Отметим также слово «справедливость»[159], употребляемое Руссо наряду со словами «право» и «нравственность». Гражданская ассоциация обязывает человека быть справедливым. Этим выражением впоследствии воспользуются социалисты и извлекут из него такие выводы, которых не извлек сам Руссо. В данном случае он является только отголоском греческих философов, которые, признавая «неписанные законы» предшествовавшими законам человеческим – Руссо также допускает, что справедливое и несправедливое таковы «по природе», – подчиняли, однако, мораль политике и полагали, что государство создает обязанности своих членов.
   Устанавливая необходимость «гражданского исповедывания веры», которому гражданин обязан подчиниться под страхом изгнания и, присягнув, обязан соблюдать под страхом смерти за измену[160], Руссо опять-таки воспроизводит античную идею. Мы узнаем здесь понятие «морального единства человеческой жизни», уничтоженное христианством, отделившим духовную власть от светской. Без этого единства, по мнению Руссо, нет жизнеспособного общества, нет хорошей «политии»[161]. Один Гоббс понял это зло и указал лекарство: только он пожелал «соединить обе головы орла»[162].
   В этой формуле, проникнутой настоящим духом античного государства, заключается все содержание главы Общественного договора – «О гражданской религии»[163], главы, оказавшей такое влияние на историю французской революции.
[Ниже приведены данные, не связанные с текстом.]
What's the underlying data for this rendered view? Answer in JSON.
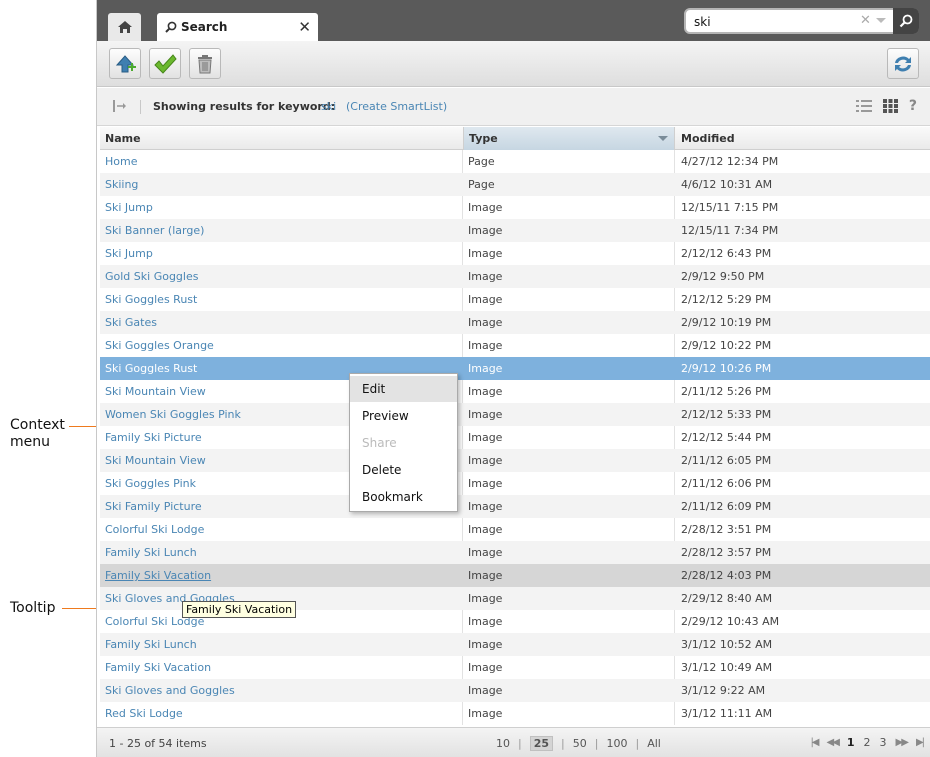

В данном случае Руссо является человеком древнего мира, а потому несправедливо обращаться к нему с банальным возражением, будто он великолепно говорит о свободе, а между тем дает государству всепоглощающую власть, простирающуюся даже на совесть гражданина. Свобода, о которой говорит Руссо, заключается в участии граждан в верховной власти; это, по блестящему определению Бенжамена Констана, свобода на античный лад, столь не похожая на свободу нового времени[164].
   То же самое, наконец, можно сказать и о теории законодательства. Законодатель является руководителем «общей воли», выражением которой служат законы. Всегда непогрешимо справедливая в том, что она возвещает, общая воля нуждается в предварительном просветлении. В этом – «миссия» законодателя. Для того, чтобы выполнить эту миссию, необходимо стоять выше человеческих страстей, и в то же время понимать их; нужно знать человеческую природу и не разделять ее слабостей; нужно, одним словом, быть «божеством»[165]. Гражданский порядок порывает с естественным порядком.
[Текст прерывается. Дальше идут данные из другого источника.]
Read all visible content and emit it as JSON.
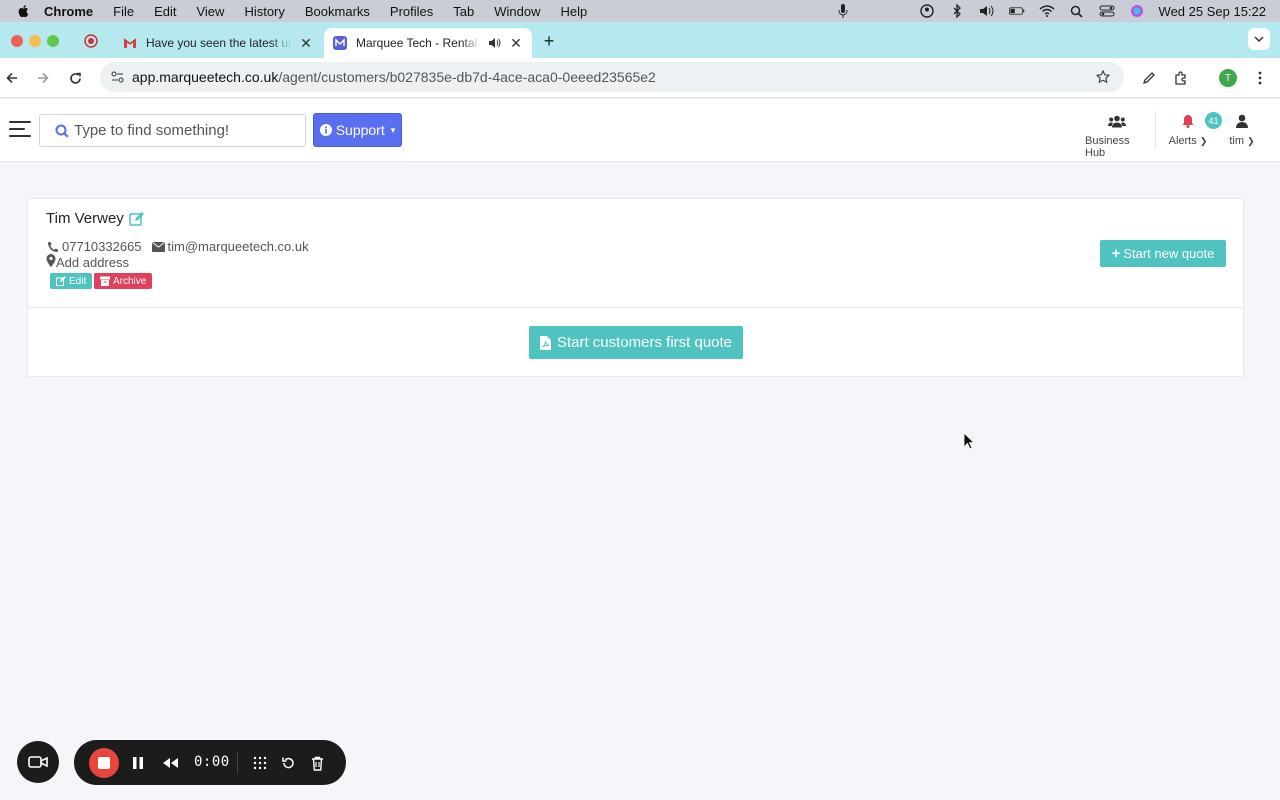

   Мы видим здесь основный пункт различия воззрений Руссо и Монтескье: последний объединяет человека и природу, а первый снова разъединяет их, снова, по выражению Спинозы, делает из человека «государство в государстве». Что такое индивидуум в естественном состоянии? «Целое, совершенное и одинокое». Чем становится он благодаря обществу и закону? Частью более обширного целого, от которого он получает новую жизнь. После существования «физического и независимого», которое мы ведем по природе, наступает «существование в качестве части целого и вместе с тем моральное», которое нам дает закон. Получается в буквальном смысле слова вторичное рождение. Нужно умереть для природы, чтобы возродиться для государства[166]. И виновником этого вторичного рождения является законодатель.
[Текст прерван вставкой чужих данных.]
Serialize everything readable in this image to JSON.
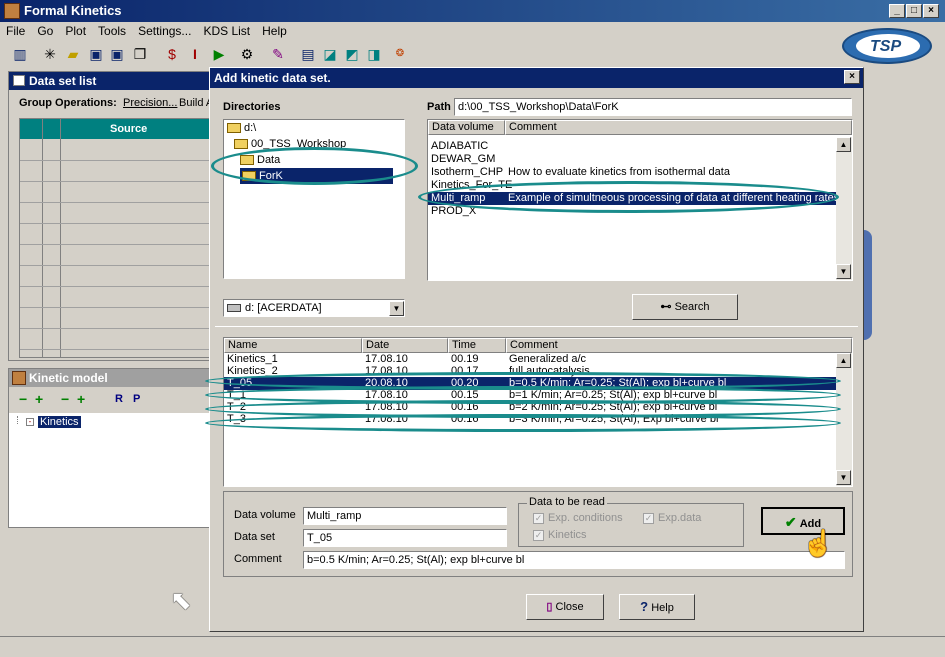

   Какое противоречие! В то самое время, как законодатель выполняет эту сверхчеловеческую задачу, он не имеет не только определенной власти, но даже определенного и нормального положения в государстве. Он ни государь, ни должностное лицо, он – ничто, но может все. Прибавьте еще, что это необыкновенное, чтобы не сказать сверхъестественное, существо говорит и должно говорить таким языком, которого люди не могут понять. Чтобы законодателя поняли, необходимо до установления законов развитие «общественного духа», который должен быть делом законов; чтобы люди до законов были такими, какими они должны стать благодаря им[167]. Поэтому легко объясняется обращение древних законодателей к авторитету неба[168]. Когда подумаешь об этих и других еще трудностях, любезно перечисленных Руссо, является вопрос: существуют ли в новом мире народы, способные к законодательству? Только один, отвечает Руссо, корсиканцы[169].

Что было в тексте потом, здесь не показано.